You cannot embed an entire directory as a single blob using //go:embed, but you can embed all files within a directory as a fs.FS interface by using a wildcard pattern like dir/*. This allows you to access the directory structure and individual files at runtime using the standard io/fs package.
Here is a practical example where we embed a static directory containing HTML and CSS files:
package main
import (
"embed"
"fmt"
"io/fs"
"net/http"
)
//go:embed static/*
var staticFS embed.FS
func main() {
// Serve the embedded directory directly
http.Handle("/static/", http.FileServer(http.FS(staticFS)))
// Or read a specific file
content, err := staticFS.ReadFile("static/index.html")
if err != nil {
fmt.Println("Error reading file:", err)
return
}
fmt.Printf("File size: %d bytes\n", len(content))

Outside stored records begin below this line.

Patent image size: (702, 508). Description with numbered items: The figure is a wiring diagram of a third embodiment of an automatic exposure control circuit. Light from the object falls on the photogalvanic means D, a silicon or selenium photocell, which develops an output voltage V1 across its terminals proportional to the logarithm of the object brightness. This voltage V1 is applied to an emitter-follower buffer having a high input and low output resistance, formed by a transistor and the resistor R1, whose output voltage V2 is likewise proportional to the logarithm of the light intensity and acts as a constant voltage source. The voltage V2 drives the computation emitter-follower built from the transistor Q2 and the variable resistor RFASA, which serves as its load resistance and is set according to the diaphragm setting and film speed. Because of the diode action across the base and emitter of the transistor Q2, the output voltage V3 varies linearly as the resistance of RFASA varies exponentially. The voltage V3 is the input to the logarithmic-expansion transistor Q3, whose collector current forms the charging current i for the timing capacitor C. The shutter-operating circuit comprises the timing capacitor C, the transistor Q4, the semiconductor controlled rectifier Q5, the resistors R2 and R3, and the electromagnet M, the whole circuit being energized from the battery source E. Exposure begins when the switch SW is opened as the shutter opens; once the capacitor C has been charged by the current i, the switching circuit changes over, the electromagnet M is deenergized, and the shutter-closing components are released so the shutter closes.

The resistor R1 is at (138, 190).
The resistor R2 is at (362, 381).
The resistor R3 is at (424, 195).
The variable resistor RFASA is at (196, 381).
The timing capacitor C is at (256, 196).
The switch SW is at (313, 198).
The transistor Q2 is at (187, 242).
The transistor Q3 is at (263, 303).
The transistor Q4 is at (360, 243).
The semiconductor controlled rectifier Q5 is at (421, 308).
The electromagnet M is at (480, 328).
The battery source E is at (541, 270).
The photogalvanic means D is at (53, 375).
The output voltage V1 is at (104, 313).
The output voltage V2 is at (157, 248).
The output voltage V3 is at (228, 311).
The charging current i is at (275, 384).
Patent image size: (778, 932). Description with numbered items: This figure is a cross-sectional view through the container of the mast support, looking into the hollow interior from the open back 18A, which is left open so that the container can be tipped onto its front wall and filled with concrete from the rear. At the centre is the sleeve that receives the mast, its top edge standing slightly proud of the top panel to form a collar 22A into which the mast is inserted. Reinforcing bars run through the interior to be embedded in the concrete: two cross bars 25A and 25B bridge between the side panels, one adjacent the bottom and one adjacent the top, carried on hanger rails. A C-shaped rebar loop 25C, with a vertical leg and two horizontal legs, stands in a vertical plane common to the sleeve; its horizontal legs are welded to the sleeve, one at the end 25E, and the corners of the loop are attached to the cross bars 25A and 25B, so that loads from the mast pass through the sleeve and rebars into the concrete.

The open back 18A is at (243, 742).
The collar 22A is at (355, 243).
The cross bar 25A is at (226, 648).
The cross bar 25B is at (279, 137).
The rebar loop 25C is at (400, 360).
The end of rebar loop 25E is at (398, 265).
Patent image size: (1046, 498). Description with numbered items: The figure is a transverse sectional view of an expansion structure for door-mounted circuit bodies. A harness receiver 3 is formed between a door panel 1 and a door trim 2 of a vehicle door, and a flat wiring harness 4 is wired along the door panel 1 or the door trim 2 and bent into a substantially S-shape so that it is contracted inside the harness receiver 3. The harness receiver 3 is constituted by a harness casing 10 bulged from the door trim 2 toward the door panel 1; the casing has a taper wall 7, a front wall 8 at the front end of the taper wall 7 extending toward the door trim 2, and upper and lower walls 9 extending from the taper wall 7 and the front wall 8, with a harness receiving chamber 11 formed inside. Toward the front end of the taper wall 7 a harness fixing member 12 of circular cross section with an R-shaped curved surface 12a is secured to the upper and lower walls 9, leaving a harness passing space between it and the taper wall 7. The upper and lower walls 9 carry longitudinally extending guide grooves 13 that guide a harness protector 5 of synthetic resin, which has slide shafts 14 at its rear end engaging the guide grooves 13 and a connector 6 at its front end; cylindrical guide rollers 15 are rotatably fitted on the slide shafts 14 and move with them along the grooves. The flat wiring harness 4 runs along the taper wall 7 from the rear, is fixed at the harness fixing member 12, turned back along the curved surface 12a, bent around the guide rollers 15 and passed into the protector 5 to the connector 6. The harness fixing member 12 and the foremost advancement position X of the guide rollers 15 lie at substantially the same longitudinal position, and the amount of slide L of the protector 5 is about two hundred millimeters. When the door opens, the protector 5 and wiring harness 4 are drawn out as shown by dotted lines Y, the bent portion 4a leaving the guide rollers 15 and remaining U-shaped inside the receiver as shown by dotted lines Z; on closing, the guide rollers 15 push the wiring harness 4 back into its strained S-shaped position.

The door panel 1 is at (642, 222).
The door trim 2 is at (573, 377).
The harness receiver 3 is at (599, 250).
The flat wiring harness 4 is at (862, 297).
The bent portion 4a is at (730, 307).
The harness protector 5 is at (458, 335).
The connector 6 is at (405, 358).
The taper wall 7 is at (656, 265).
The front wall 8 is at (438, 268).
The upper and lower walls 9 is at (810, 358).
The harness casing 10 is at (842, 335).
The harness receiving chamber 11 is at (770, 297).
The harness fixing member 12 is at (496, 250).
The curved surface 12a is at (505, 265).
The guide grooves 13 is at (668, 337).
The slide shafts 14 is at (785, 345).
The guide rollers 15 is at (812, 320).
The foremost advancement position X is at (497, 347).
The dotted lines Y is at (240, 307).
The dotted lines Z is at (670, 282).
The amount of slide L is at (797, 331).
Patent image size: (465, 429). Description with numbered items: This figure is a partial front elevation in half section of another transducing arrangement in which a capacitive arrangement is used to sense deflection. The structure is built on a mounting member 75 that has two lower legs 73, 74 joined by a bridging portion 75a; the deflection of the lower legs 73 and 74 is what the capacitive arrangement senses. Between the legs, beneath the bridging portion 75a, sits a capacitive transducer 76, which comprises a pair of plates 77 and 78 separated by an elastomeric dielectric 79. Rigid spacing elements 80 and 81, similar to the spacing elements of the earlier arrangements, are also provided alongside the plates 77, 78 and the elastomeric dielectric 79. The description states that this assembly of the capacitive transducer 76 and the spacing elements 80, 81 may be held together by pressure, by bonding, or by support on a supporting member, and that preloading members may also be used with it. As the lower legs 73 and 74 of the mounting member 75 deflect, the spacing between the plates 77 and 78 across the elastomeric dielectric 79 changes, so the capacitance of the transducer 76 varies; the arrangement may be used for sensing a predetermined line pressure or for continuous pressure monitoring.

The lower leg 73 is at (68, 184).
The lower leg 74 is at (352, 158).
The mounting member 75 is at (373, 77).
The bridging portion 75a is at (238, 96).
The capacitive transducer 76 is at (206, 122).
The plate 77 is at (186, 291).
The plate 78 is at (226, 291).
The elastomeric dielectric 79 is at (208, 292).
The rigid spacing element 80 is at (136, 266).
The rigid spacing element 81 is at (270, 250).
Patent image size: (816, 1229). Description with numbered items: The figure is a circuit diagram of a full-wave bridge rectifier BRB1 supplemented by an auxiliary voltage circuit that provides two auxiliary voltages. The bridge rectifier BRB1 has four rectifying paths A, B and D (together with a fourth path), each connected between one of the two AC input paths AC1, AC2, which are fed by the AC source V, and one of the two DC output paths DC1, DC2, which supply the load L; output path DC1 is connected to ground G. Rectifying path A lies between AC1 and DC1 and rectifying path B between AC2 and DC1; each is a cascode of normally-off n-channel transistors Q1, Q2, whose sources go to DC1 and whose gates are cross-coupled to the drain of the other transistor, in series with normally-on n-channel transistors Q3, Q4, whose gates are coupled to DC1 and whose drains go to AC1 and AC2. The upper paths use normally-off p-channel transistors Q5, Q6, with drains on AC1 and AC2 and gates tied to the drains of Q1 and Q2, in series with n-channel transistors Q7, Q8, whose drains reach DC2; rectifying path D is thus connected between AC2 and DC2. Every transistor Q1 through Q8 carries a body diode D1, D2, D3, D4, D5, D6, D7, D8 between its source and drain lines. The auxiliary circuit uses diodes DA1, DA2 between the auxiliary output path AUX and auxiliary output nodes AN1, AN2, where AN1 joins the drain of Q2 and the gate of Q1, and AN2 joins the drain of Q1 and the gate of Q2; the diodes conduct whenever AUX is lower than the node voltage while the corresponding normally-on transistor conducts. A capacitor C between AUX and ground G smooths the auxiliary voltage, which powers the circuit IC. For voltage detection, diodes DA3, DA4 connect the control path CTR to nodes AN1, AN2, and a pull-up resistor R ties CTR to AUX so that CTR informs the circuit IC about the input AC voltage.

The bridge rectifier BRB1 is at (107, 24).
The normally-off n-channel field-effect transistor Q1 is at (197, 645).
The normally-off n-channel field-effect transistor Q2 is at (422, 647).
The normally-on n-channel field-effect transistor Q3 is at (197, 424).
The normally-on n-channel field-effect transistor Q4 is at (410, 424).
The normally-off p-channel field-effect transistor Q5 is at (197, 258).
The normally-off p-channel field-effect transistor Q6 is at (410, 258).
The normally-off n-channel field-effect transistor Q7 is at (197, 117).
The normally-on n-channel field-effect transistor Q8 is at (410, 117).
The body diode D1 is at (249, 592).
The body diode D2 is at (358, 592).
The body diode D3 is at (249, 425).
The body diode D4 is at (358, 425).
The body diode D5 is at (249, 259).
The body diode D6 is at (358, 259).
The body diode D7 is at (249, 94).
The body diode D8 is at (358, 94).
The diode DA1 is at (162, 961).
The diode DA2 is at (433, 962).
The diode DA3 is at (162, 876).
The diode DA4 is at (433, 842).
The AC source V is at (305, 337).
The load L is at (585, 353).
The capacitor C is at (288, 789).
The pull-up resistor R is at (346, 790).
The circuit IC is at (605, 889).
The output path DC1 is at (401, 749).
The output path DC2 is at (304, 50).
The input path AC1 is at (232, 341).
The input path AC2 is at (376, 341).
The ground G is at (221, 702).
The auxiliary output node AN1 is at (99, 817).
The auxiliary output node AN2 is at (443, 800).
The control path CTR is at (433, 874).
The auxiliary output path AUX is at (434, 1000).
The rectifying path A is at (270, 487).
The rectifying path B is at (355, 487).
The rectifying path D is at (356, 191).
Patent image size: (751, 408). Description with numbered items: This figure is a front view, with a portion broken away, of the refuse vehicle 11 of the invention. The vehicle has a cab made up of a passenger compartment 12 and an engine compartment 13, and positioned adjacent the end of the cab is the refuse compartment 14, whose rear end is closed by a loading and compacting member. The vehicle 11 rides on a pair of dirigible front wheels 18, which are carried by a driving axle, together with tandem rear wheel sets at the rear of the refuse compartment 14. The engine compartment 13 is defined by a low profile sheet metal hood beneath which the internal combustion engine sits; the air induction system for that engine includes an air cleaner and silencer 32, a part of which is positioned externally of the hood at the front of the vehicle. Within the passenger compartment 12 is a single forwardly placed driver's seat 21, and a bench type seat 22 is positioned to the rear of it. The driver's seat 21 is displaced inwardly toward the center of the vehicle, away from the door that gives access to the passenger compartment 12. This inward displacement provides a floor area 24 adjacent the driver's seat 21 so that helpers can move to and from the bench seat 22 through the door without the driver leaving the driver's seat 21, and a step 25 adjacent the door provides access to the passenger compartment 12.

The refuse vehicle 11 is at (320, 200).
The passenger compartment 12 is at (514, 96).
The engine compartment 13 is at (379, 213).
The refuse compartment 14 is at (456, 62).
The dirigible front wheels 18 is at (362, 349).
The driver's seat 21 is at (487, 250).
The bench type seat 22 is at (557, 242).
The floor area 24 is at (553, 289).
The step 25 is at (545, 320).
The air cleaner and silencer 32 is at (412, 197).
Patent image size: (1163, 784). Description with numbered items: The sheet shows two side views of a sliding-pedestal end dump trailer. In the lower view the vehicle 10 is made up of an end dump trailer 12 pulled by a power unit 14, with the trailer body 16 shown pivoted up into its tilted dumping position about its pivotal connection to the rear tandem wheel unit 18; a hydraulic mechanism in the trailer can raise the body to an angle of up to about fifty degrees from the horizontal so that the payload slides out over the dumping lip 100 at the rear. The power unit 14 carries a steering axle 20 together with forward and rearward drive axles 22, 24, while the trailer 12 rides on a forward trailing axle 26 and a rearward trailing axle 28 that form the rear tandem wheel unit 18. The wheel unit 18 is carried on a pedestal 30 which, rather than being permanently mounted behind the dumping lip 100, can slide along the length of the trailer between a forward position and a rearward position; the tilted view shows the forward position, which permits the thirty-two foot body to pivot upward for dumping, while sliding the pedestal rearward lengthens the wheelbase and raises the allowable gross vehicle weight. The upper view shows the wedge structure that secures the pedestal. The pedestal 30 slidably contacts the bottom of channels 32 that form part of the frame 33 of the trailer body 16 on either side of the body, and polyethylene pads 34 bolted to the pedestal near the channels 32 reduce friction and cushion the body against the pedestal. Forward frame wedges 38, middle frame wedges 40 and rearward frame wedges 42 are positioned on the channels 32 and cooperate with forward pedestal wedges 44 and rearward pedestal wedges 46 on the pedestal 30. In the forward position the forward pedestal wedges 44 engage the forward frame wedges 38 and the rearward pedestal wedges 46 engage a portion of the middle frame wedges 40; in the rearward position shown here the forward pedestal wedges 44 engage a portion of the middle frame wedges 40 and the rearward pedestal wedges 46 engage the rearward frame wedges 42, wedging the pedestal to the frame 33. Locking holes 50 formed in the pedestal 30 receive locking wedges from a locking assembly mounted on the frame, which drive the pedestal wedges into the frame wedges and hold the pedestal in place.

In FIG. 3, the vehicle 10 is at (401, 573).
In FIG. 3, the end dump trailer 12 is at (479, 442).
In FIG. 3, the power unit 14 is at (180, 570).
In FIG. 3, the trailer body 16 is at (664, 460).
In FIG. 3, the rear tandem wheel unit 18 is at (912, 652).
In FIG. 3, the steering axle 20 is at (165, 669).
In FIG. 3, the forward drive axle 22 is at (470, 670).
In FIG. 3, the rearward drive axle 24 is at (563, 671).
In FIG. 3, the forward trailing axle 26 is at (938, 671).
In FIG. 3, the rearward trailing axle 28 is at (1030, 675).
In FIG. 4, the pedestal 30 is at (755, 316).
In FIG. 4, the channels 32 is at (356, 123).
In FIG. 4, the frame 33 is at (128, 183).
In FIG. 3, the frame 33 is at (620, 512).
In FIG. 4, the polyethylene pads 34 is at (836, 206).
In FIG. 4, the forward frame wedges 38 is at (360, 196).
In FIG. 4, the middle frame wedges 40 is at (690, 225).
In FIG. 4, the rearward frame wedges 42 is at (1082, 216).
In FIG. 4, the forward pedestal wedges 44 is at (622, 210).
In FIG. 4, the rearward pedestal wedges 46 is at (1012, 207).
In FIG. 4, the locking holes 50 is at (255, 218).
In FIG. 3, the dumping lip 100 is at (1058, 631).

fmt.Println("Server starting on :8080")
http.ListenAndServe(":8080", nil)
}
If you need to iterate over the files or check if the directory exists, use fs.WalkDir on the embedded filesystem. Note that the path in ReadFile or WalkDir must match the pattern used in the directive (e.g., static/index.html, not just index.html):
func listFiles() {
fs.WalkDir(staticFS, "static", func(path string, d fs.DirEntry, err error) error {
if err != nil {
return err
}
if !d.IsDir() {
fmt.Println("Found file:", path)
}
return nil
})
}
Key constraints to remember: the wildcard * only matches files in the immediate directory, not subdirectories recursively. If you need to include subdirectories, use static/** (Go 1.20+ supports this, though static/* is often sufficient for flat structures). Also, the embedded files are compiled into the binary, so changes to the source files require a rebuild of the Go application to take effect. This approach is ideal for serving static assets, configuration files, or templates without needing external file dependencies.